Kirli amellere maske olan bir niyet, temiz değildir!

Hayat çarşısı; kârların sevinci, zararların feryatlarıyla doluydu her zamanki gibi. Oldukça sakin başlayan bir günün akşamında köşe bucak bağırtılar koptu. Birileri hararetle atışmaya başladı:

–Vallâhi hiçbir art niyetim yok!

–Yok da, bu yaptıkların nedir?

–Ne yani, niyetimden şüphen mi var?

–Niyetine bir şey demiyorum, fakat…

–Eee, ne diye üstüme geliyorsun?

–Yahu, asıl senin benim üstüme yığdığın şu zararlara bir baksana biraz! Tutturdun, niyet de niyet!

–Oldu bir yanlışlık, ne yapalım, dediğim gibi işte: Hiçbir art niyetim yok!

–Be kardeşim, bir de olsaydı yani, o zaman felâketler kim bilir kaç kat olurdu!

Çarşının bir başka yerinde de aynı tartışma vardı:

Yanlış ve kötülüğe bulaşanlar, gözlerini hemen niyetlerine çevirmişlerdi. Hepsi de savunma gözlüğünü takarak niyetlerine bakınca sandılar ki, tertemiz ve pırıl pırıl. İçleri ferahladı. Kötülükten vazgeçecekleri yerde daha bir hırsla kendilerini müdafaaya başladılar. Kötülükleri karşısında bütün haklı tenkitlere karşı bile sahte bir gözlükle kendilerine iyi görünen niyetlere sarıldılar. Ne söylense reddettiler. Maalesef iyi niyeti, kötülüklerini güzel gösterecek bir makyaj malzemesi yaptılar.

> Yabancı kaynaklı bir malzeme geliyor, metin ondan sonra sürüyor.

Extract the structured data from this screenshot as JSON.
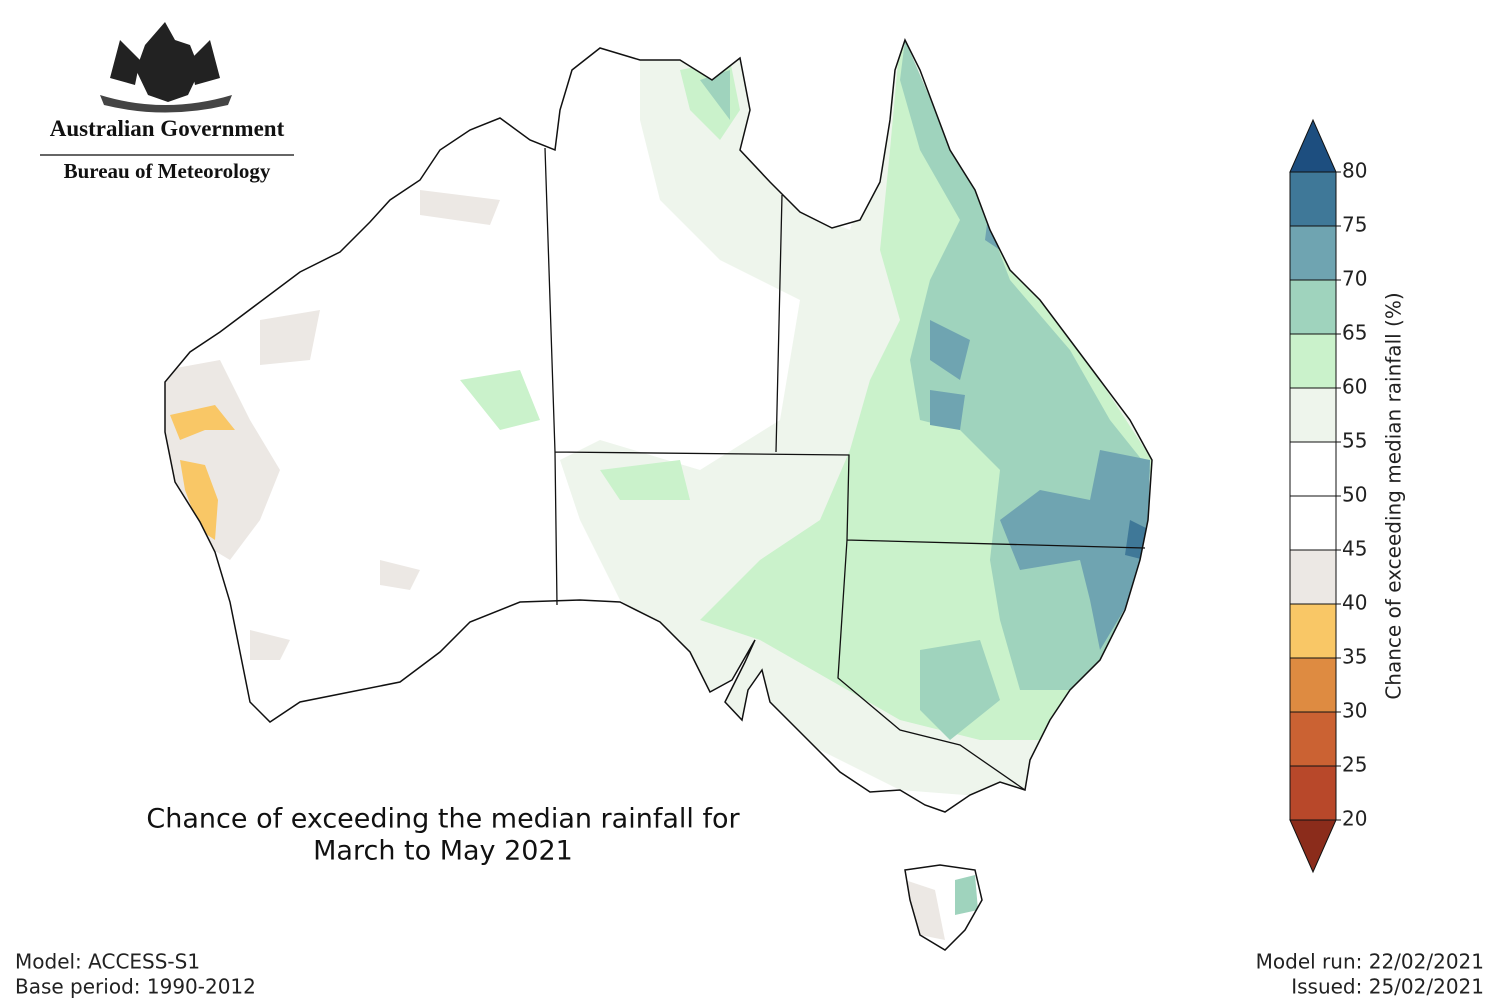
{
  "header": {
    "agency": "Australian Government",
    "bureau": "Bureau of Meteorology"
  },
  "title": [
    "Chance of exceeding the median rainfall for",
    "March to May 2021"
  ],
  "footer": {
    "model": "Model: ACCESS-S1",
    "base_period": "Base period: 1990-2012",
    "model_run": "Model run: 22/02/2021",
    "issued": "Issued: 25/02/2021"
  },
  "colorbar": {
    "label": "Chance of exceeding median rainfall (%)",
    "ticks": [
      20,
      25,
      30,
      35,
      40,
      45,
      50,
      55,
      60,
      65,
      70,
      75,
      80
    ],
    "colors": [
      "#b8482a",
      "#cb6233",
      "#de8b41",
      "#f9c766",
      "#ece8e4",
      "#ffffff",
      "#ffffff",
      "#eef5ec",
      "#caf2cb",
      "#9fd3bd",
      "#6fa4b1",
      "#3f7898"
    ],
    "extend_colors": {
      "min": "#8b2c1b",
      "max": "#1d4e7f"
    }
  }
}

Süslü püslü hâle getirdiler ve kim karşı çıksa sordular:

–Görmüyor musun?

–Görüyorum.

–Öyleyse fark ediyorsundur ki, hiçbir kötü niyetim yok. Ben bunu, şöyle şöyle bir hayırlı niyet sebebiyle yaptım.

–Hadi ordan!

–Ne var bunda?

İş ileri gitti, kendilerini iyi niyetten ibaret olarak arz ettiler:

–Niyetimi suçlayamazsın! Kalbimi yarıp baktın mı?

–Hayır, lâkin?

Tam o sıra, eğitim bülbülü kondu çarşısının ortasındaki ağaca. Herkesin duyacağı bir sesle şakıdı, şakıdı, şakıdı:

“Ey dostlar! Ey dostlar!

Niyetler;

Sahibinin kalbinde gizli. Sadece Allâh’a açık! Başkalarına meçhul.

Kullara zâhir olan taraf;

Ancak zuhur eden ve görülebilen davranışlar.

Bu itibarla;

Bir gerçeği, ona ait davranışları bir tarafa bırakıp da niyetlere sarılarak değerlendirmek yanlış. Fakat bu yanlışı anlamak istemeyen gaflet erbabı, karşısındakiler nasılsa niyeti göremiyor diye o görünmeyen hususun arkasına saklanıp duruyor. Çünkü işlerine böyle geliyor. Çünkü bu şekilde bariz kötülüklerini bile güya gizlemiş oluyorlar. Her başları sıkıştıkça;

İyi niyet şarkısı çalıyorlar. Temiz niyet masalları okuyorlar. Doğru niyet kavalları satıyorlar.

Hele kötüler;

İyi niyeti, önce de sonra da ilk anda sığınabildikleri en korunaklı ve vazgeçilmez bir barınak gibi kullanıyorlar.

Niçin?

Çünkü onlarda iyi niyet, hiç görünmeyen en kuvvetli bir silâh pozisyonunda. Masum ve öldürücü. Suçsuz ve kātil. Sorgulanabilmesi de çok zor bir tuzak. En çaresiz anlarda en geçerli bir savunma mekanizması olarak çok rahat bir şekilde kullanılabilen çok tehlikeli bir hile. Nasılsa kimse, kimsenin içinde değil. En beter bir davranışta bile en iyi bir fotoğraf gösterebilen bir saldırı vasıtası. En sihirli hücum tarzı. İşte her çetrefilli meselede devreye giren malûm hamle:

«–Niyetimden şüphe mi ediyorsun?»

Şayet karşılık olarak;

«–Evet!» dense, bunun ispatı, karşı tarafın gözüyle mümkün olmayacak nasılsa.

Ey yârenler! Ey yârenler!

Böylesi bir iyi niyetten daha kötü bir tuzak yoktur insan için. Zira nefsin ve şeytanın, insan aklını çok güçlü ve kesin ikna edebildiği en başarılı tuzak, böylesi bir iyi niyet.

Ey ince fikirliler!

İşin doğrusu;

Ameller ve niyetler, birbirinin aynasıdır.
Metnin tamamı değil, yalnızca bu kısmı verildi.